Heather Stringfellow heads up the Rape recovery center in Salt Lake. She used to be a detective for the Salt Lake City Police department, and her first piece of advice is to know what's going on around you and trust your gut instinct.

Heather Stringfellow, Dir. Rape Recovery Center: "The number one thing that I found in common with the victims of crime that I interviewed was that they had an odd sense about the person that attacked them."

She says if a woman senses something is unusual, or if she suddenly becomes nervous, she shouldn't dismiss that feeling, and look away. Instead Stringfellow says, she should boldly look right at the person making her feel uncomfortable.

Heather Stringfellow: "You just look at them straight in the eye. Ask them what time it is, or something silly to say I see you, I see what you look like, and I know what's going on."

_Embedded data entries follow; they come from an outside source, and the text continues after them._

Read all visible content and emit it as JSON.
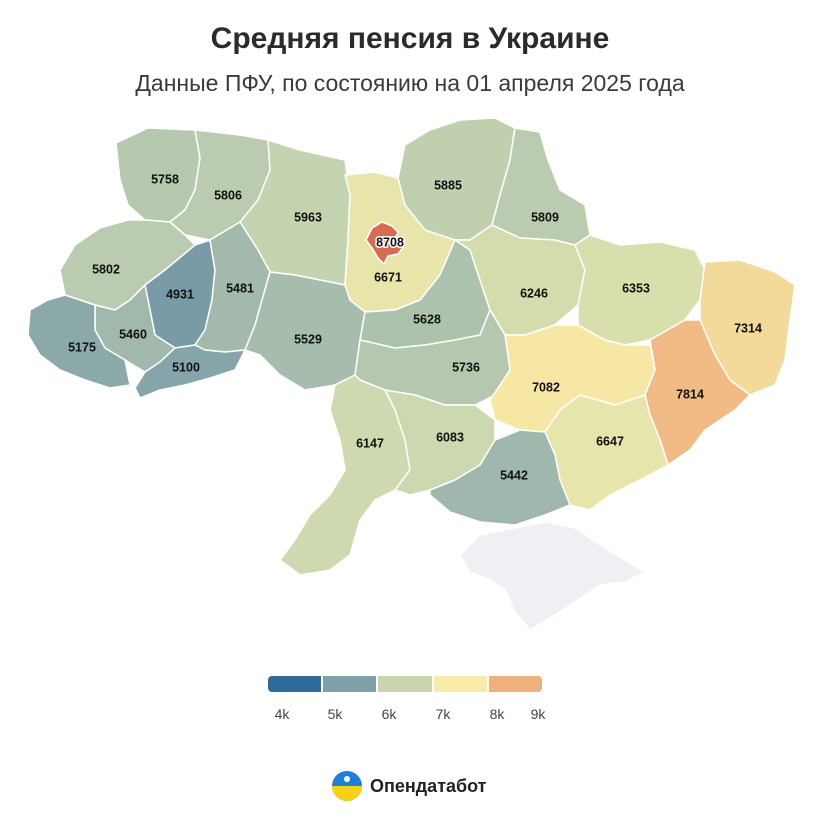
{
  "title": "Средняя пенсия в Украине",
  "subtitle": "Данные ПФУ, по состоянию на 01 апреля 2025 года",
  "legend": {
    "ticks": [
      "4k",
      "5k",
      "6k",
      "7k",
      "8k",
      "9k"
    ],
    "colors": [
      "#2f6b99",
      "#7f9fa9",
      "#c8d6b0",
      "#f7eda8",
      "#eeb07d",
      "#c95140"
    ]
  },
  "brand": {
    "name": "Опендатабот"
  },
  "chart_data": {
    "type": "choropleth",
    "scale_min": 4000,
    "scale_max": 9000,
    "regions": [
      {
        "id": "volyn",
        "value": 5758
      },
      {
        "id": "rivne",
        "value": 5806
      },
      {
        "id": "zhytomyr",
        "value": 5963
      },
      {
        "id": "kyiv-oblast",
        "value": 6671
      },
      {
        "id": "kyiv-city",
        "value": 8708
      },
      {
        "id": "chernihiv",
        "value": 5885
      },
      {
        "id": "sumy",
        "value": 5809
      },
      {
        "id": "lviv",
        "value": 5802
      },
      {
        "id": "ternopil",
        "value": 4931
      },
      {
        "id": "khmelnytskyi",
        "value": 5481
      },
      {
        "id": "vinnytsia",
        "value": 5529
      },
      {
        "id": "cherkasy",
        "value": 5628
      },
      {
        "id": "poltava",
        "value": 6246
      },
      {
        "id": "kharkiv",
        "value": 6353
      },
      {
        "id": "luhansk",
        "value": 7314
      },
      {
        "id": "ivano-frankivsk",
        "value": 5460
      },
      {
        "id": "zakarpattia",
        "value": 5175
      },
      {
        "id": "chernivtsi",
        "value": 5100
      },
      {
        "id": "kirovohrad",
        "value": 5736
      },
      {
        "id": "dnipropetrovsk",
        "value": 7082
      },
      {
        "id": "donetsk",
        "value": 7814
      },
      {
        "id": "odesa",
        "value": 6147
      },
      {
        "id": "mykolaiv",
        "value": 6083
      },
      {
        "id": "zaporizhzhia",
        "value": 6647
      },
      {
        "id": "kherson",
        "value": 5442
      },
      {
        "id": "crimea",
        "value": null
      }
    ]
  }
}
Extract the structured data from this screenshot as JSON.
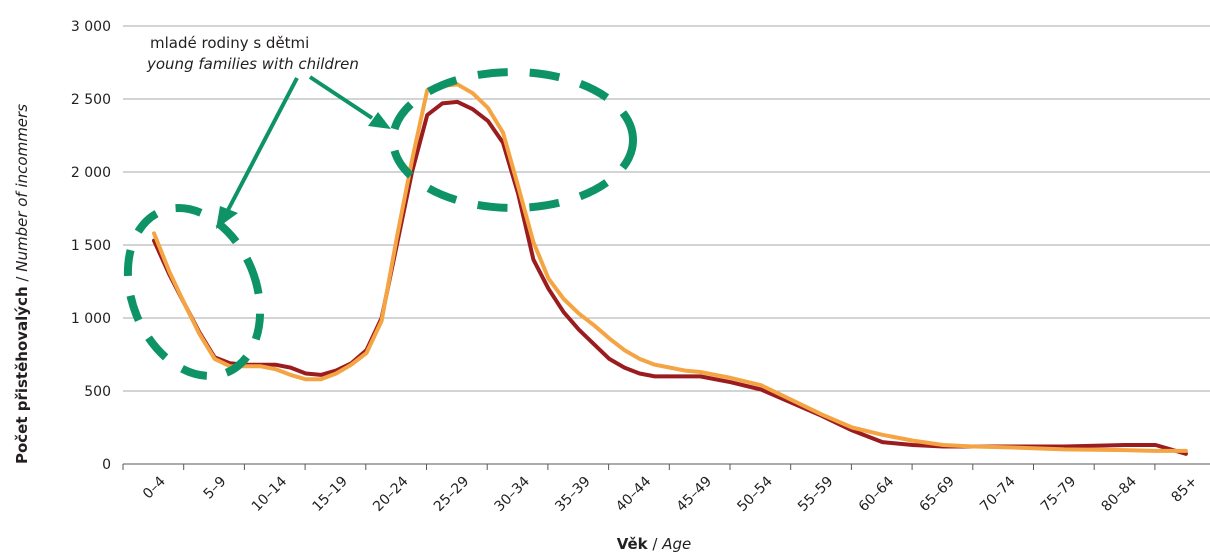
{
  "chart_data": {
    "type": "line",
    "xlabel": {
      "main": "Věk",
      "sep": " / ",
      "alt": "Age"
    },
    "ylabel": {
      "main": "Počet přistěhovalých",
      "sep": " / ",
      "alt": "Number of incommers"
    },
    "ylim": [
      0,
      3000
    ],
    "yticks": [
      0,
      500,
      1000,
      1500,
      2000,
      2500,
      3000
    ],
    "ytick_labels": [
      "0",
      "500",
      "1 000",
      "1 500",
      "2 000",
      "2 500",
      "3 000"
    ],
    "grid": true,
    "categories": [
      "0–4",
      "5–9",
      "10–14",
      "15–19",
      "20–24",
      "25–29",
      "30–34",
      "35–39",
      "40–44",
      "45–49",
      "50–54",
      "55–59",
      "60–64",
      "65–69",
      "70–74",
      "75–79",
      "80–84",
      "85+"
    ],
    "series": [
      {
        "color": "#9b1c1f",
        "x": [
          0,
          0.25,
          0.5,
          0.75,
          1,
          1.25,
          1.5,
          1.75,
          2,
          2.25,
          2.5,
          2.75,
          3,
          3.25,
          3.5,
          3.75,
          4,
          4.25,
          4.5,
          4.75,
          5,
          5.25,
          5.5,
          5.75,
          6,
          6.25,
          6.5,
          6.75,
          7,
          7.25,
          7.5,
          7.75,
          8,
          8.25,
          8.5,
          8.75,
          9,
          9.5,
          10,
          10.5,
          11,
          11.5,
          12,
          12.5,
          13,
          13.5,
          14,
          15,
          16,
          16.5,
          17
        ],
        "values": [
          1530,
          1300,
          1100,
          900,
          730,
          690,
          680,
          680,
          680,
          660,
          620,
          610,
          640,
          690,
          780,
          1000,
          1500,
          2000,
          2390,
          2470,
          2480,
          2430,
          2350,
          2200,
          1850,
          1400,
          1200,
          1040,
          920,
          820,
          720,
          660,
          620,
          600,
          600,
          600,
          600,
          560,
          510,
          420,
          330,
          230,
          150,
          130,
          120,
          120,
          120,
          120,
          130,
          130,
          70
        ]
      },
      {
        "color": "#f5a443",
        "x": [
          0,
          0.25,
          0.5,
          0.75,
          1,
          1.25,
          1.5,
          1.75,
          2,
          2.25,
          2.5,
          2.75,
          3,
          3.25,
          3.5,
          3.75,
          4,
          4.25,
          4.5,
          4.75,
          5,
          5.25,
          5.5,
          5.75,
          6,
          6.25,
          6.5,
          6.75,
          7,
          7.25,
          7.5,
          7.75,
          8,
          8.25,
          8.5,
          8.75,
          9,
          9.5,
          10,
          10.5,
          11,
          11.5,
          12,
          12.5,
          13,
          13.5,
          14,
          15,
          16,
          16.5,
          17
        ],
        "values": [
          1580,
          1320,
          1100,
          890,
          720,
          670,
          670,
          670,
          650,
          610,
          580,
          580,
          620,
          680,
          760,
          980,
          1550,
          2080,
          2560,
          2590,
          2600,
          2540,
          2440,
          2270,
          1900,
          1520,
          1270,
          1130,
          1030,
          950,
          860,
          780,
          720,
          680,
          660,
          640,
          630,
          590,
          540,
          440,
          340,
          250,
          200,
          160,
          130,
          120,
          115,
          100,
          95,
          90,
          90
        ]
      }
    ],
    "annotation": {
      "line1": "mladé rodiny s dětmi",
      "line2": "young families with children",
      "color": "#0e9367"
    }
  }
}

Now you've made eye contact and gotten a good enough look that you'd be able to identify him in a line up, you're less appealing as a target. Perpetrators are opportunists. They'll look for women who are alone in secluded places because they don't want witnesses. They'll also look for women who are distracted --talking on cell phones, or rifling through purses because they're easily overpowered.

Stringfellow says women who yell, kick and scream are less attractive targets because they're going to cost their perpetrators too much time.

With all that said, Stringfellow says women should not live in fear.

Heather Stringfellow: "It breaks my heart because it’s not women's responsibility to say I can't go running, I can't go walking, I can't go out at night, or do this or that because I might be attacked."

She says the responsibility lies with the perpetrators, and with a society that tolerates attacks on women. But reality is women have to be wary.